At a Senate Finance Committee today, it was reported that the State Department found in 2010 that the majority of domestic victims enslaved in the sex industry are runaway and homeless youth. It did not say whether the child that was allegedly raped by the U.S. Ambassador to Belgium was homeless. Perhaps that is because the investigation into what Howard Gutman did was spiked by Patrick Kennedy, the Undersecretary of State for Management.
The State Department under Secretary of State Hillary Clinton seems to have been infinitely more concerned about punishing whistleblowers than pedophiles. Aurelia Fedenisn, a former senior inspector general investigator at the State Department, said Gutman “routinely ditched his protective security detail in order to solicit sexual favors from both prostitutes and minor children.” Evidently, lots of people knew about it and did nothing. Gutman raised a half-million dollars for Obama in 2008 and helped finance his inaugural.
Worse, the Inspector General’s (IG) office compromised its independence by lying about the events: Assistant Secretary of State for Diplomatic Security, Eric Boswell, ordered reference to the pedophilia deleted, and the IG acceded to the request. As for Fedensin, she was threatened with criminal charges, but nothing was done about the child rapist.

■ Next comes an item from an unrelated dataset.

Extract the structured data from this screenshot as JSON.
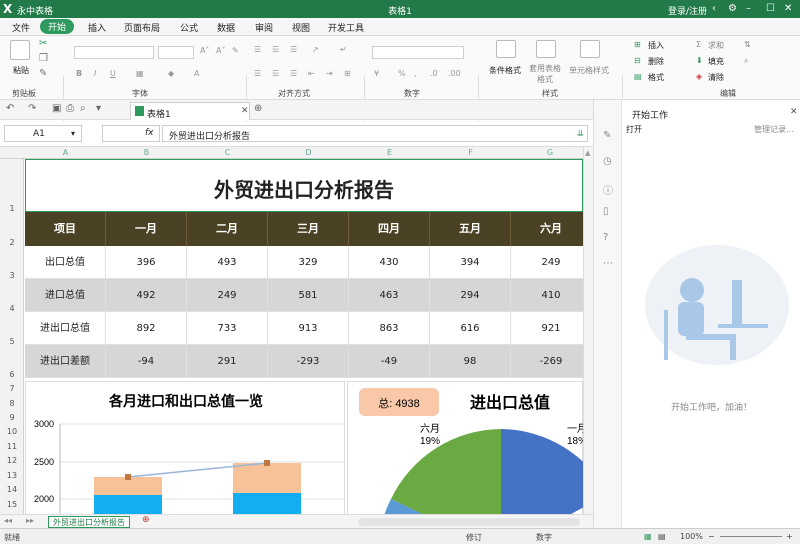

Yesterday, a State Department official said that investigations sometimes result in disciplinary actions that aren’t made public. If the State Department wants to punish its johns internally, that is of no interest to the Catholic League. But when priests are being removed from ministry for “boundary violations,” and bishops are being pressured to step down because they didn’t sufficiently supervise a former groping priest, it is unconscionable—if these stories are true—that State Department higher-ups not be punished for refusing to contact the authorities about a suspected child rapist, and then engaging in a cover-up.